The western seaboard of Europe offers an enormous number of potential sites. The most promising sites are off the UK, Ireland, France, Spain, Portugal and Norway.

There is sufficient energy breaking on the UK shoreline to power the country three times over. However, it is not practical to recover all of this energy. The economically recoverable resource for the UK alone has been estimated to be 87TWh per year, or ~25% of current UK demand.

Basically, the other apparent pro is that folks argue there appears to be good likelihood of minimal environmental impact (so far anyway), in that the energy being harness is from the slow movements of hydrolics pushed by enormous forces created by large volumes of water.

There's even a graphic you can play around with:


Apparently, one of these babies is good to go with powering up about 750kW per hour. Line them up as a wave farm and you've definitely got something worth looking into.

pelamis_farmConfig.jpg

And what's ironic is that after all is said and done, the Wonder Twins may be useful after all.

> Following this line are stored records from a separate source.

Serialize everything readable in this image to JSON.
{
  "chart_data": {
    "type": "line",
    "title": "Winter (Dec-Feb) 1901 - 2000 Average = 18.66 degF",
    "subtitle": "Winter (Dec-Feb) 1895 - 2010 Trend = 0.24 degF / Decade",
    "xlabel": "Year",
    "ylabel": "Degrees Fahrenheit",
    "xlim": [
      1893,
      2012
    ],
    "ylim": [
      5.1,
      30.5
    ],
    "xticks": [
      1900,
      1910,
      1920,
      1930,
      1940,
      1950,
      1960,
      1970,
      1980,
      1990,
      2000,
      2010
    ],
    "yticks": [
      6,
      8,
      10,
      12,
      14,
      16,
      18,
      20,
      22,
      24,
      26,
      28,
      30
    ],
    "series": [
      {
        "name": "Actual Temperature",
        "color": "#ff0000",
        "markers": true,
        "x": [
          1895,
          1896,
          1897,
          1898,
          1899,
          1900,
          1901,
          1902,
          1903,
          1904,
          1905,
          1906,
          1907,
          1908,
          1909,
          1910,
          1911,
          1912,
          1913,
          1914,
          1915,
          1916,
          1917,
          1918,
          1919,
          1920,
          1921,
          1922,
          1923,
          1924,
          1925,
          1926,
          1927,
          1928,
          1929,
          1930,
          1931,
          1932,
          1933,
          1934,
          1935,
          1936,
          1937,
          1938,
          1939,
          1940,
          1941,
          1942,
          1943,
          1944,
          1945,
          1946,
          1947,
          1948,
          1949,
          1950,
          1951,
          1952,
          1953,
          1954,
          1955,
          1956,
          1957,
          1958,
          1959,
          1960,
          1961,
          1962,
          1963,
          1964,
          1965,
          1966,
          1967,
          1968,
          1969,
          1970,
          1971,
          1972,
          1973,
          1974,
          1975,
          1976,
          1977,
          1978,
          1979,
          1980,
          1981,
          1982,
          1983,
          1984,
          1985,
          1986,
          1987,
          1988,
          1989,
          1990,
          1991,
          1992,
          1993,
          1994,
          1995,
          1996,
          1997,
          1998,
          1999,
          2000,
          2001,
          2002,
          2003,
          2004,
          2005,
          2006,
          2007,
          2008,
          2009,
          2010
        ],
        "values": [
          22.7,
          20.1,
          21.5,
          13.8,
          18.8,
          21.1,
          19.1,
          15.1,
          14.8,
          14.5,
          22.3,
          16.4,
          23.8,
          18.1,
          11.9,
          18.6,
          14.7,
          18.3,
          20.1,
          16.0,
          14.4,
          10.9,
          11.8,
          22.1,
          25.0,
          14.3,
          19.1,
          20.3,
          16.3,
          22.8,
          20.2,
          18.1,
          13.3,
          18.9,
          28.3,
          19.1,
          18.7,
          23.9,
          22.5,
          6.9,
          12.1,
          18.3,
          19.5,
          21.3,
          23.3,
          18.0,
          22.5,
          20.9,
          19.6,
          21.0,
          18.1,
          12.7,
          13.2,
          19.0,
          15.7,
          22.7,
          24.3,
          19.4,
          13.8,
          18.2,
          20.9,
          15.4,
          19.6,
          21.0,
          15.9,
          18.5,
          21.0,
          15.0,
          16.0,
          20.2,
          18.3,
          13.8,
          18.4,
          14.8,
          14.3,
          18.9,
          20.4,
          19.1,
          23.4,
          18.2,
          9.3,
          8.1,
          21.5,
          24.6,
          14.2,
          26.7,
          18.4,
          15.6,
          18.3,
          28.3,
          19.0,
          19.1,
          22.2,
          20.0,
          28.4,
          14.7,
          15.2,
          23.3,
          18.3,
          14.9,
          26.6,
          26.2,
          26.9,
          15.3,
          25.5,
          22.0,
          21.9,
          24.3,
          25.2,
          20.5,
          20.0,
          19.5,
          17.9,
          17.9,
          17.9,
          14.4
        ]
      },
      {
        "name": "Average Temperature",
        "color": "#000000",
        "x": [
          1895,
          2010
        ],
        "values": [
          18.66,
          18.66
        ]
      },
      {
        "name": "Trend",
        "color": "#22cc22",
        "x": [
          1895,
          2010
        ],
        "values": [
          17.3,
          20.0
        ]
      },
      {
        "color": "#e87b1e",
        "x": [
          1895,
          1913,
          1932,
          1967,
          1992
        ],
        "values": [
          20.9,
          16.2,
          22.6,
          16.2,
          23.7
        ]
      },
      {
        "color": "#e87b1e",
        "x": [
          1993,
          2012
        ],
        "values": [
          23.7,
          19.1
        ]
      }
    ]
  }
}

"Form of big honking wave! Shape of big red bent chopstick looking thing!" (O.K. Maybe not).

Comments

How about that. I had a student a few years ago write a research paper on tidal power, and I guess it was an especially bad student, because I never saw any details nearly as interesting as the above in the student's entire paper.

Oh, and but what about the kelp? Who's looking out for the kelp harmed by these seaward monstrosities? (Bill O'Reilly, in his next book, perhaps?)

Posted by: BRC | October 7, 2006 11:06 PM

No problemo. The kelp, of course, will get priority for all Nuclear Energy related job opportunities, so I think as a whole, it all works out. But seriously, I got the impression that these things really move so slowly that there's not so much to worry about from the "thrashing mechanical monstrosity" department.

I'm guessing the caveat is whether the absorption of all that kinetic energy would result in a significant enough loss of tidal movement, which in turn affects some element of the ecosystem that needs it (for this or that).